Un rapport de mai 2021 démontre que 17 pays africains sur 38, pour lesquels une analyse de la viabilité était disponible, étaient en situation de surendettement, douze pays faisaient face à un risque modéré de surendettement et six pays étaient déjà en situation de surendettement. On remarque en outre que la structure de la composition de la dette africaine connait des mutations importantes en passant de source traditionnelle tels que les prêteurs multilatéraux et le Club de Paris à celle de créanciers privés. 

Si en 2000, les créanciers bilatéraux, notamment les membres du Club de Paris détenaient 57% de la dette des pays africains, cette part a chuté à 27% en 2019. D’autre part, la part de la dette détenue par les créanciers privés a été plus que multipliée par deux passant de 17% à 40% en 2019. L’encours total de la dette africaine de 841,9 milliards de dollars en fin 2019 représente aujourd’hui plus de deux fois les recettes annuelles des gouvernements africains de 501 milliards de dollars. 

Il apparait également que l'année dernière, les paiements d'intérêts de la dette du continent ont atteint 20% des recettes fiscales des pays africains et dépassé le tiers des recettes dans certains pays. De même, la dette publique en Afrique du Nord a augmenté d'environ 12 points de pourcentage pour atteindre une moyenne de 88 % du PIB l'année dernière.

Selon la Banque africaine de développement, l’Afrique aura besoin d’un financement additionnel de 485 milliards de dollars entre 2021 et 2023 : « Il apparaît manifestement que sans restructuration de la dette bien plus de pays africains feront face à une situation de surendettement, prévient le président Adesina. Le plus grand défi pour nous est de trouver les ressources et de réduire le niveau d’endettement », soutient cette institution financière qui souligne que le but est d’éviter absolument que l’Afrique ne perde une autre décennie comme cela été le cas lors des restructurations antérieures de la dette qui a pris huit à dix ans et n’ont pas produit de désendettement conséquent. 

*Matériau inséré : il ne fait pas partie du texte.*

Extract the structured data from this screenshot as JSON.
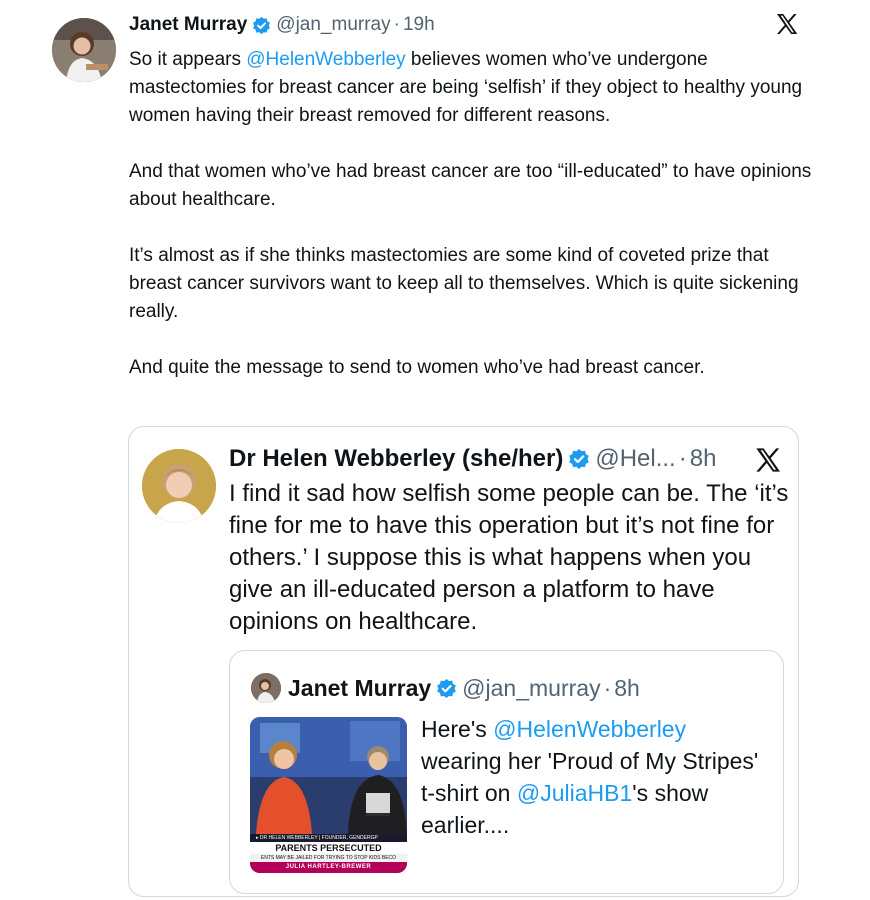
{
  "tweet": {
    "author_name": "Janet Murray",
    "author_handle": "@jan_murray",
    "separator": "·",
    "time": "19h",
    "x_logo": "x-logo-icon",
    "verified_icon": "verified-badge-icon",
    "avatar": "avatar-photo-icon",
    "text_parts": [
      "So it appears ",
      "@HelenWebberley",
      " believes women who’ve undergone mastectomies for breast cancer are being ‘selfish’ if they object to healthy young women having their breast removed for different reasons.\n\nAnd that women who’ve had breast cancer are too “ill-educated” to have opinions about healthcare.\n\nIt’s almost as if she thinks mastectomies are some kind of coveted prize that breast cancer survivors want to keep all to themselves. Which is quite sickening really.\n\nAnd quite the message to send to women who’ve had breast cancer."
    ]
  },
  "quoted_tweet": {
    "author_name": "Dr Helen Webberley (she/her)",
    "author_handle": "@Hel...",
    "separator": "·",
    "time": "8h",
    "text": "I find it sad how selfish some people can be. The ‘it’s fine for me to have this operation but it’s not fine for others.’ I suppose this is what happens when you give an ill-educated person a platform to have opinions on healthcare."
  },
  "nested_quote": {
    "author_name": "Janet Murray",
    "author_handle": "@jan_murray",
    "separator": "·",
    "time": "8h",
    "text_parts": [
      "Here's ",
      "@HelenWebberley",
      "\nwearing her 'Proud of My Stripes' t-shirt on ",
      "@JuliaHB1",
      "'s show earlier...."
    ],
    "media": {
      "caption_line": "▸ DR HELEN WEBBERLEY | FOUNDER, GENDERGP",
      "headline": "PARENTS PERSECUTED",
      "subline": "ENTS MAY BE JAILED FOR TRYING TO STOP KIDS BECO",
      "show": "JULIA HARTLEY-BREWER"
    }
  },
  "colors": {
    "accent": "#1d9bf0",
    "text": "#0f1419",
    "muted": "#536471",
    "border": "#cfd9de"
  }
}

Parmi les solutions sur la table, notons la mise à disposition de 33 milliards de droits de tirage spéciaux (DTS) annoncés lors du Sommet sur les économies africaines de Paris ainsi que les 100 milliards de dollars des DTS que les pays industrialisés souhaitent mettre à la disposition des pays africains. Cela viendrait renforcer l'Initiative de suspension du service de la dette du G20 et le Cadre commun pour la résolution de la dette du Fonds monétaire international (FMI), portant sur un allégement de la dette des pays les plus vulnérables.